You have to wonder why the Elliot Group continues to publish untrue information, which is really fake news, about the purpose of the popular Piazza Fountain (or Bucket Fountain)? So we will continue to challenge their statements with the real story and evidence it with proof that we are promoting the facts and the whole story about this much-loved fountain and it’s creator.

This fountain is NOT celebrating the Tryweryn scheme, as the Elliot Group claims, for bringing Welsh water to Liverpool. We have said before and we will say it again that Richard Huws was a Welsh Nationalist who opposed the water transfer scheme and refused to let his water-sculpture be in any way connected with that event.

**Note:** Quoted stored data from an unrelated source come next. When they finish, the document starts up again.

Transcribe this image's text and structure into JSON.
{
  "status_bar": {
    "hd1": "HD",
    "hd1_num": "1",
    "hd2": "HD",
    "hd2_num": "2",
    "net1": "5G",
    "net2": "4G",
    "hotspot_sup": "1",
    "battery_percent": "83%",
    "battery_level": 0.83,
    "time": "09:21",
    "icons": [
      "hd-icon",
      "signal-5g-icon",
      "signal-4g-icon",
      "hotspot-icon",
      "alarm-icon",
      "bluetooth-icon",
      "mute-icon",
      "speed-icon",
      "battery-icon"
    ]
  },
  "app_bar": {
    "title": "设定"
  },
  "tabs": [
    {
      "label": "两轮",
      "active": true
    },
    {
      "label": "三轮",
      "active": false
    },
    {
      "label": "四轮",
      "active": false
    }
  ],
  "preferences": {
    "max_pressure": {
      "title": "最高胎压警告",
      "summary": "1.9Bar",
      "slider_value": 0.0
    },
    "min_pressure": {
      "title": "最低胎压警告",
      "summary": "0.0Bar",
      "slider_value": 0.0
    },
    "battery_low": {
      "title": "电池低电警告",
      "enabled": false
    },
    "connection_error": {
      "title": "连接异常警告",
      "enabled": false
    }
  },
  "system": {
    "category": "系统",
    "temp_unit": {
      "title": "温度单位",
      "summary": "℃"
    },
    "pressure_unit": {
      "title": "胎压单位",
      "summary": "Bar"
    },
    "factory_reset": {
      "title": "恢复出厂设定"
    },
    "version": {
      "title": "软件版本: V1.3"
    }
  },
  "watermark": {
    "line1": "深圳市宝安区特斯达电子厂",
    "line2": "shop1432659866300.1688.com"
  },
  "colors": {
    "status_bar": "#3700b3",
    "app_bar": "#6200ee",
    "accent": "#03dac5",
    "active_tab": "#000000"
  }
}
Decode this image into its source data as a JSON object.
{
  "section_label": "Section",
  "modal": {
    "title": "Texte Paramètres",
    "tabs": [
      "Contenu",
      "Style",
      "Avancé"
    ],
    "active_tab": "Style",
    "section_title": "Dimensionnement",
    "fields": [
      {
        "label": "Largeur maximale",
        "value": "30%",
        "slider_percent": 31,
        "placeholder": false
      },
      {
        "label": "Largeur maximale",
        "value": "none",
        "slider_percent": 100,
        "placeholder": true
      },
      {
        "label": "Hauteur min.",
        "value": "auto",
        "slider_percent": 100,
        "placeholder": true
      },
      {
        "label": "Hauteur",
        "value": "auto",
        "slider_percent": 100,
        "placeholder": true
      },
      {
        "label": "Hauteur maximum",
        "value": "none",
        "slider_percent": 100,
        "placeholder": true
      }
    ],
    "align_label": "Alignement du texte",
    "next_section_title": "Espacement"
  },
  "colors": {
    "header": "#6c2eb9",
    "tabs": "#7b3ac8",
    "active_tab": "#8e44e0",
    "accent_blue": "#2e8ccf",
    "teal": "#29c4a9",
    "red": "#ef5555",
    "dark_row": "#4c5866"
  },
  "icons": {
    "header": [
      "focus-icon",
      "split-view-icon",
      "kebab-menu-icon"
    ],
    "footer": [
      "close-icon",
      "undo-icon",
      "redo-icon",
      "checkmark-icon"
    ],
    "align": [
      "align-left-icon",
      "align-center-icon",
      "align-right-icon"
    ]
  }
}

The evidence can be found in the public minutes of the Merseyside Civic Society (MCS) Fountain Sub-Committee (FSC) 1962-1967 Papers held at the Liverpool Record Office (LRO). Here are some notes that were taken in the LRO at Central Library on 7th November 2018:

Notes of first meeting of FSC held at 5 Castle St on 10 July 1962

Mr Wilson [Colin.R. Wilson ARIBA of Messrs Hall, O’Donahue and Wilson, Bluecoat Chambers] outlined his idea; a large fountain to commemorate the completion of the Treweryn scheme. This as a focal point for a new pedestrian precinct.

Mr Parker [J.R. Parker, B.Arch, ARIBA of Messrs Nelson and Parker] mentioned that Mr. Huws of the Liverpool University School of Architecture had been responsible for the very successful fountain on the South Bank during the Festival of Britain in 1951, and it was agreed that he should be approached informally by Mr Parker and his views on the proposal ascertained”.

MSC Minutes of FSC held on 2 August 1962

Mr Parker reported on his meeting with Richard Huws.  He was delighted to design a fountain for Liverpool, but as a principal opponent of the Tryweryn scheme he would not want the project to celebrate its completion.  The Committee agreed this need not be the case and that a fountain to celebrate the opening of the proposed precinct was equally appropriate.  “It was therefore agreed that the Chairman should write to Mr Huws inviting him to submit a design for a fountain costing about £10,000” – which RH thought was a realistic figure.

Our comments on those notes:

Whilst a student Richard Huws developed his interests in the Welsh Nationalist movement, became a founder member of Plaid Cymru and designed the party’s first logo, the ‘Triban’. Although he later left the party, considering it too insular, he clearly would not want to be associated in any way with this highly controversial scheme to flood the Tryweryn valley and the village of Capel Celyn, in Gwynedd, to create a large reservoir for Liverpool.

That the sub-committee accepted Richard Huws’ objections so readily indicates the extent to which the MCS were far more concerned with securing this particular designer and a fountain comparable to his 1951 Festival of Britain mobile water sculpture, than to commemorating the completion of the Tryweryn scheme – as Colin Wilson had originally proposed.